2.5 Beta cluster issue

Previously, I have successfully run a 2.4.1 Bro cluster with 160 workers processes. After updating to 2.5_beta, I’m suddenly seeing an issue crop up where I’m unable to start this same number of worker processes without the manager and logger crashing either immediately, or shortly after restarting the cluster. I’m able to successfully get to 140 worker processes, but when I try to add the last two nodes (10 worker procs each) back into the mix, things go wonky quickly. There is no crash report being generated as I would have normally expected. I have checked for orphan processes within the cluster, and none exist.

I’m wondering if this is re-manifestation of an issue Justin Azoff assisted me with in the past (Bro 2.4.1 cluster) where he noted that around 180 worker procs, this sort of issue can happen. In this previous case after finding orphaned worker processes and killing them, I was able to successfully start my cluster at full strength.
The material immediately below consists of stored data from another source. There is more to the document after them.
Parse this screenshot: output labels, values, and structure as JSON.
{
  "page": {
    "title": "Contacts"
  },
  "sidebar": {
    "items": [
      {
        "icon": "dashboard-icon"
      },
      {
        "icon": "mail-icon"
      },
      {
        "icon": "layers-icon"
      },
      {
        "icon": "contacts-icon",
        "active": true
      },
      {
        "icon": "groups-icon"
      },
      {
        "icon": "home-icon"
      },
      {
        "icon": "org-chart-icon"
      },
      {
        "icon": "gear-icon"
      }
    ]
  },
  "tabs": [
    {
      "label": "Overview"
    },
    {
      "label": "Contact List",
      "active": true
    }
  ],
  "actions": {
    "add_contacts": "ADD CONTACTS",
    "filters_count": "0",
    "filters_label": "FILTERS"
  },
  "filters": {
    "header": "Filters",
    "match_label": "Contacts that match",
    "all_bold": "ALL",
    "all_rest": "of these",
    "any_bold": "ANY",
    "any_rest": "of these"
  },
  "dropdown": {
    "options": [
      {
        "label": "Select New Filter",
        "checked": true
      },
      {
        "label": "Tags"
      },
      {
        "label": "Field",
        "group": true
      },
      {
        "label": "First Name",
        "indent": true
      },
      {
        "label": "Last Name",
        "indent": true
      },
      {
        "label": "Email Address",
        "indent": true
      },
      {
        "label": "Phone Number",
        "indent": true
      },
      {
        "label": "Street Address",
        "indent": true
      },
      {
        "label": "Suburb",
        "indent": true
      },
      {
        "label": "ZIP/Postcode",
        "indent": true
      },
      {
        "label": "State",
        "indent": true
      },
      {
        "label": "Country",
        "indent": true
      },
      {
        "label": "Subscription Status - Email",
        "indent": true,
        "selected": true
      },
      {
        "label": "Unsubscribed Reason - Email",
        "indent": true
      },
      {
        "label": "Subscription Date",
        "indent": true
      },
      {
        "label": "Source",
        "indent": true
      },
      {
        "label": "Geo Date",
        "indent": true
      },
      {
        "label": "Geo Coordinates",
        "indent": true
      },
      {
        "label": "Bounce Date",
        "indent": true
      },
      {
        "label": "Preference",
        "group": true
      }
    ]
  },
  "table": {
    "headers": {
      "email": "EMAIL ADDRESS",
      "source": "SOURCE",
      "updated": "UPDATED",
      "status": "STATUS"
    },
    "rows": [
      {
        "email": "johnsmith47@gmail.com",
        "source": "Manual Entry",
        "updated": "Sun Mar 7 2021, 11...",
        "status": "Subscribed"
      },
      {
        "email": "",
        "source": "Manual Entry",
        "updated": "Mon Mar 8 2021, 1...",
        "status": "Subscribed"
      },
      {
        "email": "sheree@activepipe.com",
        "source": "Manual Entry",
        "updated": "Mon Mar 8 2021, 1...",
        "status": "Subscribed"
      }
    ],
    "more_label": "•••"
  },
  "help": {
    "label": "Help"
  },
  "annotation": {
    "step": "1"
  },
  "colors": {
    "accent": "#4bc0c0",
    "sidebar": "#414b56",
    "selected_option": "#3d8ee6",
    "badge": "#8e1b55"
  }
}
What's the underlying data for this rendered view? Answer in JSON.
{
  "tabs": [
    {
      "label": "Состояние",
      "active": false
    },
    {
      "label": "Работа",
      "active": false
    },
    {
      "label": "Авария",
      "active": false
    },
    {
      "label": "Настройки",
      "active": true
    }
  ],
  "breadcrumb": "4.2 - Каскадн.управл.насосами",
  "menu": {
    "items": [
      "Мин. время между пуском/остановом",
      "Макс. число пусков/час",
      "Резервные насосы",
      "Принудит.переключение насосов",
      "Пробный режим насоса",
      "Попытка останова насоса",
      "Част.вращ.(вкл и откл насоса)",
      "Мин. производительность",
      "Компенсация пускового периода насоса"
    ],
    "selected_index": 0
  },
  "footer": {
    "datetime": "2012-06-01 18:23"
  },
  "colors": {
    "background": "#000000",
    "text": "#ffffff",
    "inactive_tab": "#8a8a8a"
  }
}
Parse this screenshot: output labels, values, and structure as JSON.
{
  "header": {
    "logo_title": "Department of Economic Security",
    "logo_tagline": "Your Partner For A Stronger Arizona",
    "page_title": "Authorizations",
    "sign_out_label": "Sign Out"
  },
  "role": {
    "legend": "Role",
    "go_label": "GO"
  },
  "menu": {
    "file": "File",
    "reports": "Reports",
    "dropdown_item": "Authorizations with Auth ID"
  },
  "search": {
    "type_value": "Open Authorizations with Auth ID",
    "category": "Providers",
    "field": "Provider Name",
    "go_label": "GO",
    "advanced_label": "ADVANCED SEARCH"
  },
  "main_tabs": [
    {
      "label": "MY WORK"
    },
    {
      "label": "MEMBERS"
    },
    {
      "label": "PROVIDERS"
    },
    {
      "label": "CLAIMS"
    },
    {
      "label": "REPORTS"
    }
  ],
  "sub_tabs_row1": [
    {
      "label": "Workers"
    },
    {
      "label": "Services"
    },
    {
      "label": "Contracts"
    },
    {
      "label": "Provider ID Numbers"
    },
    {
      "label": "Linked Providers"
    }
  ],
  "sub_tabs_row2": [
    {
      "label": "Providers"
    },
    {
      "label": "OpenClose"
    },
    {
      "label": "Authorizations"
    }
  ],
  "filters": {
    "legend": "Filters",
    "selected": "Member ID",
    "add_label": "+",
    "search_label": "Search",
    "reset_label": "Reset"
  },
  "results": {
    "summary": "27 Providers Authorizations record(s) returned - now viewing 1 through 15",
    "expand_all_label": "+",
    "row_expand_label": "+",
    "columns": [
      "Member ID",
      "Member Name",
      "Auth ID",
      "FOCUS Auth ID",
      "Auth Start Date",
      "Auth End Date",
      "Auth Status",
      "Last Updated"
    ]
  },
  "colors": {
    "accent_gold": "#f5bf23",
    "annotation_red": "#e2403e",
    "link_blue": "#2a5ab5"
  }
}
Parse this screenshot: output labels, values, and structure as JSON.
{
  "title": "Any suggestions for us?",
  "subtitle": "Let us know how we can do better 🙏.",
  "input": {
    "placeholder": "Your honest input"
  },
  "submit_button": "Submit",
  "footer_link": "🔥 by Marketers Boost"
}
Any input regarding this issue would be greatly appreciated.

Respectfully,

-Erin Shelton

Program Manager: Incident Response and Network Security
Office of Information Technology
University of Colorado Boulder

Previously, I have successfully run a 2.4.1 Bro cluster with 160 workers processes. After updating to 2.5_beta, I'm suddenly seeing an issue crop up where I'm unable to start this same number of worker processes without the manager and logger crashing either immediately, or shortly after restarting the cluster. I'm able to successfully get to 140 worker processes, but when I try to add the last two nodes (10 worker procs each) back into the mix, things go wonky quickly. There is no crash report being generated as I would have normally expected. I have checked for orphan processes within the cluster, and none exist.

I'm wondering if this is re-manifestation of an issue Justin Azoff assisted me with in the past (Bro 2.4.1 cluster) where he noted that around 180 worker procs, this sort of issue can happen. In this previous case after finding orphaned worker processes and killing them, I was able to successfully start my cluster at full strength.

Any input regarding this issue would be greatly appreciated.

Yes.. This is likely the same issue. There was a change committed just after the 2.5 beta that fixed some file descriptor leaking. With the fix in place 2.5 should support more workers than 2.4.1 did. With broker in 2.6 the issue should hopefully be gone completely.

To fix it you can switch to using bro from git, or apply this small change to the beta:

commit b3a7d07e66b027a56e57ba010998639ff0d6da86
Author: Daniel Thayer <dnthayer@illinois.edu>

    Added a missing fclose in scan.l

    On OS X, Bro was failing to startup without first using the "ulimit -n"
    command to increase the allowed number of open files (OS X has a much
    lower default limit than Linux or FreeBSD).

diff --git a/src/scan.l b/src/scan.l
index a6e37a6..a026b31 100644
--- a/src/scan.l
+++ b/src/scan.l
@@ -599,7 +599,12 @@ static int load_files(const char* orig_file)
        ino_t i = get_inode_num(f, file_path);

        if ( already_scanned(i) )
+ {
+ if ( f != stdin )
+ fclose(f);